American businesswoman and investor (born 1979)

Lynn Michelle Jurich (/ˈdʒʊərɪtʃ/; born c. 1979) is an American businesswoman and investor who is the co-founder and former CEO of Sunrun, a home solar power installation, financing, and leasing company headquartered in San Francisco, California. In addition to leading Sunrun, Jurich is also an angel investor.

==Career==
After completing her undergraduate degree at Stanford University in 2002, Jurich had a brief stint as an associate at Summit Partners, a private equity firm.

Jurich co-founded Sunrun in 2007 with Stanford Graduate School of Business classmates Edward Fenster and Nat Kreamer.

Jurich was named one of the Ten Most Powerful Women Entrepreneurs by Fortune magazine in 2009, and received the 2010 Ernst & Young Entrepreneur of the Year award in the Northern California region and was a national finalist together with SunRun co-founder Ed Fenster. In 2013, Jurich was named one of Fast Company's Most Creative People in Business. Forbes magazine listed her as one of their Women to Watch in 2015.

Jurich served on the board of directors of the Sierra Club and holds an MBA and BS in science, technology, and society from Stanford University.

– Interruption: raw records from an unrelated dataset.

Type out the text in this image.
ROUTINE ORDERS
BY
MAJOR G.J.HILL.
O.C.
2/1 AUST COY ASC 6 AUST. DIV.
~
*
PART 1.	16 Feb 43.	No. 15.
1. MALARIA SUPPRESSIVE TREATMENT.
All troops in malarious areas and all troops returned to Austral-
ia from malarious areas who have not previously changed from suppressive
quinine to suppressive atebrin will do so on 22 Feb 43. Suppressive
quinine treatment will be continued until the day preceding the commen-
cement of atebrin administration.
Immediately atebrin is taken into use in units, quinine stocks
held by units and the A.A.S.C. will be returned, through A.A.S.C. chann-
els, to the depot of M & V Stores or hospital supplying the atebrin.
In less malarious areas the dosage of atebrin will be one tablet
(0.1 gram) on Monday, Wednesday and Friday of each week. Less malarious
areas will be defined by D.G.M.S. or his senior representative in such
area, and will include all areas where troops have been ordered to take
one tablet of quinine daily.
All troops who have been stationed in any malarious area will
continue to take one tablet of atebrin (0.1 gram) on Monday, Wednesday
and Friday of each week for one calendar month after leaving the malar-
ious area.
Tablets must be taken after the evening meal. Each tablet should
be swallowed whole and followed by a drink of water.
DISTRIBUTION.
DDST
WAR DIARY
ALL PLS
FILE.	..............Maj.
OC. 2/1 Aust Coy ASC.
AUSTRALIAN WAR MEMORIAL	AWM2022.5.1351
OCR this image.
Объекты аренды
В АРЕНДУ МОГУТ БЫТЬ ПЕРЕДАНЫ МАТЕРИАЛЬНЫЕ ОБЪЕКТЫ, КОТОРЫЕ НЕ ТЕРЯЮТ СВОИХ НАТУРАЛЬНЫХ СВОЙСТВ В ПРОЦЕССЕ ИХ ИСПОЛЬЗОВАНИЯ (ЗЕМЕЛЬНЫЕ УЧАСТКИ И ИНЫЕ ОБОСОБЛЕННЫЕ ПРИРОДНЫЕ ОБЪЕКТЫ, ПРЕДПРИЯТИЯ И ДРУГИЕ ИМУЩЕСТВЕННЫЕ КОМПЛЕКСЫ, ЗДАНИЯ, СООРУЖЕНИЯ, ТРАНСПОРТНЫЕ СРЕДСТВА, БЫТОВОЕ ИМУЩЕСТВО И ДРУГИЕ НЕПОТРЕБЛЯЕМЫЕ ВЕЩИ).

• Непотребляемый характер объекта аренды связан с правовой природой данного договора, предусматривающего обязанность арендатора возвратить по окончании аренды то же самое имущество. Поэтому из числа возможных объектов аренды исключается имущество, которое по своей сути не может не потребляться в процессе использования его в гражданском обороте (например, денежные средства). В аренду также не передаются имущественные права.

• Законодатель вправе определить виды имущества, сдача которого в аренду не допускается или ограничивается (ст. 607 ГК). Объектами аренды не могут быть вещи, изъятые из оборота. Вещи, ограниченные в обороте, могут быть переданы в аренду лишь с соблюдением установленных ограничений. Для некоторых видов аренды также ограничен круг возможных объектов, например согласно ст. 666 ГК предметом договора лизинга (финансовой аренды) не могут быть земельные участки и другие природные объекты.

In July 2018, Jurich was listed on Fortune magazine's 40 Under 40 list as one of the most influential people in business under the age of 40. That same year, Inc. Magazine named Lynn as one of the top 100 Female Founders. The honor recognizes female visionaries who are creating jobs and changing the world.

==Personal life==
Jurich married Brad Murray, who is president of the cosmetics company Tatcha, in 2007. She lives in San Francisco and has two children.